Sistema di abilitazione all’insegnamento: alcune ipotesi di lavoro

MOZIONE

La missione del DFA è la formazione di base e continua dei docenti della scuola dell’obbligo e delle scuole di maturità. Inoltre, si occupa anche di ricerca, sviluppo e divulgazione in campo educativo e formativo.
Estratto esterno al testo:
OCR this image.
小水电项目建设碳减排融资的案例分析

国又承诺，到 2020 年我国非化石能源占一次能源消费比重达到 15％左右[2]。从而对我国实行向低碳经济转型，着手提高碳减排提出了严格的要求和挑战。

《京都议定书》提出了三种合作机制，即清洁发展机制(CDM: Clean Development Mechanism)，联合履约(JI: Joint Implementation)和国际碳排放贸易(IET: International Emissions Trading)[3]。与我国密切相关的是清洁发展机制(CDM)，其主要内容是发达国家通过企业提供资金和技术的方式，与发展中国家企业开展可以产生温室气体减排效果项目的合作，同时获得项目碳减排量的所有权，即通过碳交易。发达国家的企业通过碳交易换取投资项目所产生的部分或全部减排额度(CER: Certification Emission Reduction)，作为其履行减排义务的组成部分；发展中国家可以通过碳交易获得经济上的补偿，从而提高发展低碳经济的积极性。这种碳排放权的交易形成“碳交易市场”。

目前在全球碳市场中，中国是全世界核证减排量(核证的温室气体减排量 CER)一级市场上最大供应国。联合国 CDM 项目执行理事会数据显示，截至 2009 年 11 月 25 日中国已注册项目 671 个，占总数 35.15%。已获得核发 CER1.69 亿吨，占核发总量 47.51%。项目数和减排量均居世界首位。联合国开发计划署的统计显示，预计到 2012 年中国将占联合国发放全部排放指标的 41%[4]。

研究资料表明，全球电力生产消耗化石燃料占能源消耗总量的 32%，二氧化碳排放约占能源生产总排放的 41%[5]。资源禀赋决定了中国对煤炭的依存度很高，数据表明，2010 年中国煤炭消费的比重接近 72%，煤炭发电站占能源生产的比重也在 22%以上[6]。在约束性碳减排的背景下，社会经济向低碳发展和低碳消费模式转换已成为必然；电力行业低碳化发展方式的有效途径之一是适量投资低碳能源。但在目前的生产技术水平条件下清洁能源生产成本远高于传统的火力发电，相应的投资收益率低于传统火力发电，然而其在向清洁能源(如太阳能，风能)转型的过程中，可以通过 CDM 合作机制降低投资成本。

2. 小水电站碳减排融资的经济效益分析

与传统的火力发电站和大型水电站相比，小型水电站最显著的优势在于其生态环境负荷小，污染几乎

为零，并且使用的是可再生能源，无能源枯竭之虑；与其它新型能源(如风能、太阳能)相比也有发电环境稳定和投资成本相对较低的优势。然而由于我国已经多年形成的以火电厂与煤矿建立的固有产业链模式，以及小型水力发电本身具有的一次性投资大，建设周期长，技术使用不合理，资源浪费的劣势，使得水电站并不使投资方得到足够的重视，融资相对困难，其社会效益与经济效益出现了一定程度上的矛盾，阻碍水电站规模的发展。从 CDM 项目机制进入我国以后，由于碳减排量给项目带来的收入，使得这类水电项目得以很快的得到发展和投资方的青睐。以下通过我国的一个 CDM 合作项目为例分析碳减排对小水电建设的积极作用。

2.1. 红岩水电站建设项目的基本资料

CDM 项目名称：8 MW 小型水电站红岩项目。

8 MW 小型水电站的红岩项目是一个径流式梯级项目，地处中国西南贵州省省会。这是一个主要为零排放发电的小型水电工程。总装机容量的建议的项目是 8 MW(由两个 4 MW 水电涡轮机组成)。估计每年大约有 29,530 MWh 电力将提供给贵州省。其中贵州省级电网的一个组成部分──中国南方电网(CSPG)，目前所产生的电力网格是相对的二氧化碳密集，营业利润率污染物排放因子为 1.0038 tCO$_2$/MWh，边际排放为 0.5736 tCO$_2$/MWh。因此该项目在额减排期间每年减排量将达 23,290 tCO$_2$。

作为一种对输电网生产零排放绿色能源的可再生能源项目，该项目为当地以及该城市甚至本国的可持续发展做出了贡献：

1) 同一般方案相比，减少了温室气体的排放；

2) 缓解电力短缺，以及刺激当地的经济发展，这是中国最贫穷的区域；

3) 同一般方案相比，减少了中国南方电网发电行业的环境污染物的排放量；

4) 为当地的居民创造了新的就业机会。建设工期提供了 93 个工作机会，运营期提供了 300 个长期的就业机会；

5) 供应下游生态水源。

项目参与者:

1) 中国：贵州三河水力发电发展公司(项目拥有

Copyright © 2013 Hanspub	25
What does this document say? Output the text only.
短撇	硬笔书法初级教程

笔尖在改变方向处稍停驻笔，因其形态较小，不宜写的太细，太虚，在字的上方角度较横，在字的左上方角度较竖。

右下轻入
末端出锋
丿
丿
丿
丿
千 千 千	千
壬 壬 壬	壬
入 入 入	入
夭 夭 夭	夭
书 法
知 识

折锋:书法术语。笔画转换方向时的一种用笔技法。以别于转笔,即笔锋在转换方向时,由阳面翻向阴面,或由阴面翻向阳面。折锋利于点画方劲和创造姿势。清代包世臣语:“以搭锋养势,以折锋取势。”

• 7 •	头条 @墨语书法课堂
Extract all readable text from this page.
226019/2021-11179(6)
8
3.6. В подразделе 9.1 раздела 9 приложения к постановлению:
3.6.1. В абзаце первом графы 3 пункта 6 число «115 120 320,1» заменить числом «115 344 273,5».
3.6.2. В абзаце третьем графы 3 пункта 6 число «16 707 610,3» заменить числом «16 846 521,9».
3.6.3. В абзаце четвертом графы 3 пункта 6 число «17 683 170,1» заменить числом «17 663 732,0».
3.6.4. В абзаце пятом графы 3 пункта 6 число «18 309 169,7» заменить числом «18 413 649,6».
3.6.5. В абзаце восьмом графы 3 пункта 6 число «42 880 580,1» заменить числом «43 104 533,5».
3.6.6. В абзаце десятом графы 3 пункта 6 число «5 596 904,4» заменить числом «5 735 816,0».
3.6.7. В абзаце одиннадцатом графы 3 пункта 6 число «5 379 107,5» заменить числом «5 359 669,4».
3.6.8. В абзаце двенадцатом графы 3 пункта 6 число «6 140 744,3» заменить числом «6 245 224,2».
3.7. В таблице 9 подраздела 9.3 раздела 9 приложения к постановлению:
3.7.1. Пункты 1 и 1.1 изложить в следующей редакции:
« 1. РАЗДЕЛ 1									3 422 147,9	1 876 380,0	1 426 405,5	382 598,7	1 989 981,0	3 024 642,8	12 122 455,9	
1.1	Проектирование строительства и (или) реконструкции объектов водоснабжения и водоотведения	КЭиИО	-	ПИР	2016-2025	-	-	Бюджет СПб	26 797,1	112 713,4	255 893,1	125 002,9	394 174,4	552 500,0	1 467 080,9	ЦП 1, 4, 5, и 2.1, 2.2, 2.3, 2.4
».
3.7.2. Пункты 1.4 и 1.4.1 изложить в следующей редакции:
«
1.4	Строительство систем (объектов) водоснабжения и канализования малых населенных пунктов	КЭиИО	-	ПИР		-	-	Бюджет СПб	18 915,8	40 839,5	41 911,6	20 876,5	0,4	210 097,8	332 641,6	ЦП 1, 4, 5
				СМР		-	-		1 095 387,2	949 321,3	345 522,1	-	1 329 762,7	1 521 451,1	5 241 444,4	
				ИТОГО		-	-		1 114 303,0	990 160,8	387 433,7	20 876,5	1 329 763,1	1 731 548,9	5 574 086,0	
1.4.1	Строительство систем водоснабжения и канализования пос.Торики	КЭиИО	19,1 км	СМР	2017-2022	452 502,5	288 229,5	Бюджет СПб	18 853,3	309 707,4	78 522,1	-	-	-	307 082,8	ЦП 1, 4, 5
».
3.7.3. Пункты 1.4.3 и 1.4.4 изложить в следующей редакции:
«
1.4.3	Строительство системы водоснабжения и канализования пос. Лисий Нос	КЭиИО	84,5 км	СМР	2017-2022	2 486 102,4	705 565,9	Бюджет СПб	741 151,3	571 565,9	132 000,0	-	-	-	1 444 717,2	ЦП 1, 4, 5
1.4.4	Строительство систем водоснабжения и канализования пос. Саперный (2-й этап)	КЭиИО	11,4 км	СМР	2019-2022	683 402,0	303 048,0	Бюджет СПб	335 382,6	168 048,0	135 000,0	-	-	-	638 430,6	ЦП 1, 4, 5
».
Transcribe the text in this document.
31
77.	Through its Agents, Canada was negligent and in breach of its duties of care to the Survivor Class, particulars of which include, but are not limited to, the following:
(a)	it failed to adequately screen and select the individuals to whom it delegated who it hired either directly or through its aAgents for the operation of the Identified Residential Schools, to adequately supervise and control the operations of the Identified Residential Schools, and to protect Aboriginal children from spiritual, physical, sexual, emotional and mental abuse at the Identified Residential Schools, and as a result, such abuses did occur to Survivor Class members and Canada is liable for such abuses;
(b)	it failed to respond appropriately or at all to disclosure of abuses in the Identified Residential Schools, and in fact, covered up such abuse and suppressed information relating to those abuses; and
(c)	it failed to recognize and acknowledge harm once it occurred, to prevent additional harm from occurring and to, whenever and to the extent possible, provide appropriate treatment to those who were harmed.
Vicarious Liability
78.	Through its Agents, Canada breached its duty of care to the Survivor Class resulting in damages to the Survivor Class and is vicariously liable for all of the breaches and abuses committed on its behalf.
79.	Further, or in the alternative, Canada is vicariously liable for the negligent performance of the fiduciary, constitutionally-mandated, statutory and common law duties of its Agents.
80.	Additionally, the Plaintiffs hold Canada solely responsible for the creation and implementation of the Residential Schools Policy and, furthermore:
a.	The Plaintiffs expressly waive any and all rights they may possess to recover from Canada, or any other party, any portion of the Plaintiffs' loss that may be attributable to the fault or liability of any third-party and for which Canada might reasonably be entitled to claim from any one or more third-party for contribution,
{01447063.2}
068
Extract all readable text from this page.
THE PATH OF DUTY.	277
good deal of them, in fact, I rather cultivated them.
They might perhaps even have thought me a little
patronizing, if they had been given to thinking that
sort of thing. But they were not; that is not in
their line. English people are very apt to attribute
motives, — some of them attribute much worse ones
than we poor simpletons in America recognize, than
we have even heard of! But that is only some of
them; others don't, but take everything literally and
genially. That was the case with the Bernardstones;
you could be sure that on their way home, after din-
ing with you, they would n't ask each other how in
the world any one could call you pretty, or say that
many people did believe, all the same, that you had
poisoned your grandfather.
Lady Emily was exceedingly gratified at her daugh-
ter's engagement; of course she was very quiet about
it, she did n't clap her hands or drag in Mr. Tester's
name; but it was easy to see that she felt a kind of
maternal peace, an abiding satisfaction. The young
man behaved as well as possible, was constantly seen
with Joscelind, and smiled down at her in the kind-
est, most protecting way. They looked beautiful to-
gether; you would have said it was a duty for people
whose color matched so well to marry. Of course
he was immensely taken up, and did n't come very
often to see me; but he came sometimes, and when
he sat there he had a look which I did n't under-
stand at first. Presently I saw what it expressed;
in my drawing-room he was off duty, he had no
Queste attività sono svolte su mandato del DECS, in collaborazione con la Divisione della scuola, partner e altri istituti.

Come si evince dal sito ufficiale del DFA, le attività sono dunque le seguenti:

  • la formazione iniziale delle docenti e dei docenti della scuola dell’infanzia e della scuola elementare e la formazione didattico-pedagogica di docenti della scuola speciale, della scuola media e delle scuole di maturità;
  • la formazione continua per docenti di ogni ordine e grado;
  • attività di ricerca, sviluppo, servizio e consulenza in ambito educativo e formativo;
  • promozione e realizzazione di eventi, risorse didattiche e pubblicazioni scientifiche e culturali rivolte al corpo docente, agli allievi e alle allieve, alle famiglie e ad altre persone interessate.

La recente problematica sollevata in merito ai 13 docenti di italiano è nata dalla costatazione che questi, malgrado le rassicurazioni iniziali del Dipartimento, non avranno alcuno sbocco. Una situazione sorprendente e anche clamorosa, se pensiamo alla presa di posizione sottoscritta da altri 62 insegnanti di italiano, storia e inglese. In sintesi, mal comprendono come mai il DFA abbia proposto la formazione per l’italiano quando, di fatto, le ore di insegnamento fossero molto limitate, tanto da condannare i nuovi abilitati a una situazione occupazionale precaria. E ciò vale non solo per l’italiano, ma anche per storia ad esempio.

Sono sollevate mancanze in termini di trasparenza, di trattazione delle supplenze, graduatorie nei concorsi, oltre alla citata mancanza di rapporto tra formazione e realtà territoriale, quindi del rapporto tra domanda e offerta. Un’odissea abilitativa che nuoce anche all’attrattiva della professione di docente.

Ad ogni modo, il problema che si è creato per i docenti di italiano (o per altri docenti di altre discipline) va ricercato sia nell’impostazione dell’abilitazione sia nella capacità di svolgere previsioni accurate riguardanti ilfabbisogno di docenti per le diverse discipline nelle scuole ticinesi. Il Dipartimento – nella definizione del probabile fabbisogno - dovrebbe considerare anche la presenza nei concorsi di potenziali candidati già abilitati fuori Cantone o con riconoscimento CDPE.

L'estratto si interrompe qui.